He was a man full of contradictions, as happy in a hammock slung on the branches amid a thick forest as on a packed dance floor. He would impatiently draft the nation’s first constitution in a canoe paddling along the Orinoco but would also delay military action for his own gain to wait for a lover. He said that dancing was the ‘poetry of motion’, but could also coldly order the execution of hundreds of prisoners. He could be charming when in a good mood but ‘ferocious’ when irritated, with his moods shifting so fast that ‘the change was incredible’, as one of his generals said.
Bolívar was a man of action but also believed that the written word had the power to change the world. On later campaigns he would always travel with a printing press, carrying it up and down the Andes and across the vast plains of the Llanos. His mind was sharp and fast, he often dictated numerous letters at the same time to several secretaries and was known for making snap decisions. There were men, he said, who needed solitude to think but ‘I deliberated, reflected, and mulled best when I was at the centre of the revelry – among the pleasures and clamour of a ball.’
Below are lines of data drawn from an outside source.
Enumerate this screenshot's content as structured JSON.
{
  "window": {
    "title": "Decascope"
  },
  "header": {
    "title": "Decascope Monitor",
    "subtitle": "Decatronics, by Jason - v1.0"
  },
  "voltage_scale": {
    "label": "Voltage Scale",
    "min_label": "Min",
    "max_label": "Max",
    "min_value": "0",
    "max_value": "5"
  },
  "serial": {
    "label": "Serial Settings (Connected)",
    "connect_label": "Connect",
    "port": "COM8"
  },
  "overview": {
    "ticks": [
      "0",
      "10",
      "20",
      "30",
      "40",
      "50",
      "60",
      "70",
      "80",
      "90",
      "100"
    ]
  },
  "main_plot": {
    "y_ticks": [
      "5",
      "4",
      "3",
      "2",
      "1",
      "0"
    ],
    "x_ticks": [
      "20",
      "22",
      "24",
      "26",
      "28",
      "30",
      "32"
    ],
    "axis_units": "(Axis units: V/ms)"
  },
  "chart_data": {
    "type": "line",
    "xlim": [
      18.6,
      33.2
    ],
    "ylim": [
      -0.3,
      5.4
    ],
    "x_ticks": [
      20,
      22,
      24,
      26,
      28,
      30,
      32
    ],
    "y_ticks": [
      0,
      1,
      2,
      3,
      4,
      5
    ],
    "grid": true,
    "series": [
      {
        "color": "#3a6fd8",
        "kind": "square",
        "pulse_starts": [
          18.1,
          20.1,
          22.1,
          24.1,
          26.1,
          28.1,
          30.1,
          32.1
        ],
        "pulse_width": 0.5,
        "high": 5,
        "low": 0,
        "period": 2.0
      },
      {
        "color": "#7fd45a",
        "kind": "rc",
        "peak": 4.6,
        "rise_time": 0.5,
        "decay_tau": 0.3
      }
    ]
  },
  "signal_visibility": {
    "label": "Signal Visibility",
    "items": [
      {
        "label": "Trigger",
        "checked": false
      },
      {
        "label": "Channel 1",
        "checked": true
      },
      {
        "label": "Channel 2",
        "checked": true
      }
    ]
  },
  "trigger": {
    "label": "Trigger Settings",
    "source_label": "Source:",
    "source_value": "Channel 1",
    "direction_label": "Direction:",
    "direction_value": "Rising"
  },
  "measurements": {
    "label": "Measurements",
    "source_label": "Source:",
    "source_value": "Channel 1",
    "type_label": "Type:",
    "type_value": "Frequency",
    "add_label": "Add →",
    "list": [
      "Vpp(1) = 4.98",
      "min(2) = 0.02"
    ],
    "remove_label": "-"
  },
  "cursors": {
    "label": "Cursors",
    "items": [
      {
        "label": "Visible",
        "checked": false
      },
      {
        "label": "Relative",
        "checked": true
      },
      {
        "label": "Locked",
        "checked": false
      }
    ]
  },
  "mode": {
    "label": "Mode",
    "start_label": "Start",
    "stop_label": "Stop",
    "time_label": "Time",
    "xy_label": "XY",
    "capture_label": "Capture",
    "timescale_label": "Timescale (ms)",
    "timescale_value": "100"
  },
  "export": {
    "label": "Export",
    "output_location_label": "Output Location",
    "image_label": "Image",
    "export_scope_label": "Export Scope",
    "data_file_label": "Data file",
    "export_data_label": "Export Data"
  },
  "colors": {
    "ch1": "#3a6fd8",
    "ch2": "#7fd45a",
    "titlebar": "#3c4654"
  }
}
Simón Bolívar (Illustration Credit 12.2)
From the Río Magdalena, Bolívar and his men marched through the mountains towards Venezuela, fighting and defeating royalist troops. By spring 1813, six months after he had landed in Cartagena, Bolívar had freed New Granada but Venezuela was still in Spanish hands. In May 1813 his army descended from the mountains into the high valley where the Venezuelan city of Mérida was situated. When the Spanish heard that Bolívar was approaching, they left Mérida in a panic. Bolívar and his troops arrived with their clothes worn, hungry and ill with fever but to a hero’s welcome. The citizens of Mérida declared Bolívar ‘El Libertador’ and 600 new recruits signed up to his army.
Three weeks later, on 15 June 1813, Bolívar issued a brutal decree that proclaimed a ‘War to the Death’. It condemned all Spaniards in the colonies to death unless they agreed to fight alongside Bolívar’s army. It was ruthless but effective. As Spaniards were executed, royalists defected and joined the republicans – and as Bolívar’s army moved eastwards towards Caracas, their numbers increased. By the time they arrived in the capital on 6 August, the Spanish had fled the city. Bolívar took Caracas without a fight. ‘Your liberators have arrived,’ he told the inhabitants, ‘from the banks of the swollen Magdalena to the flowering valleys of Aragua.’ He talked of the vast plateaux they had crossed and the huge mountains they had climbed – aligning their victories with the rugged wilderness of South American nature.
As Bolívar’s soldiers marched through Venezuela along the War to the Death’s bloody trail, killing almost every Spaniard they found, another army rose: the so-called ‘Legions of Hell’. Made up of rough plainsmen from the Llanos, along with mestizos and slaves, the Legions of Hell were under the command of fierce and sadistic José Tomás Boves, a Spaniard who had lived in the Llanos as a cattle dealer and whose army would eventually kill 80,000 republicans. Boves’s men were fighting against Bolívar’s privileged class of creoles who they claimed were to be feared more than Spanish rule. Bolívar’s revolution descended into a merciless civil war. One Spanish official described Venezuela as a region of death: ‘Towns that had thousands of inhabitants are now reduced to a few hundred or even a few dozens,’ villages were burned, and unburied corpses were decomposing in the streets and fields.
Humboldt had predicted that the South American struggle for independence would be bloody because colonial society was deeply riven. For three centuries the Europeans had done everything to cement the ‘hatred of one caste for another’, Humboldt told Jefferson. Creoles, mestizos, slaves and indigenous people were not a united people but divided and mistrustful of each other. It was a warning that came to haunt Bolívar.
Meanwhile in Europe, Spain had finally been released from Napoleon’s military grip and was able to concentrate on its unruly colonies. Having taken back his throne, the Spanish king, Ferdinand VII, now equipped a huge armada of some sixty ships and dispatched more than 14,000 soldiers to South America – the largest fleet Spain had ever sent to the New World. When the Spanish arrived in Venezuela in April 1815, Bolívar’s army – weakened by the fighting against Boves – didn’t stand a chance. In May, the royalists took Caracas and the revolution seemed to be over for good.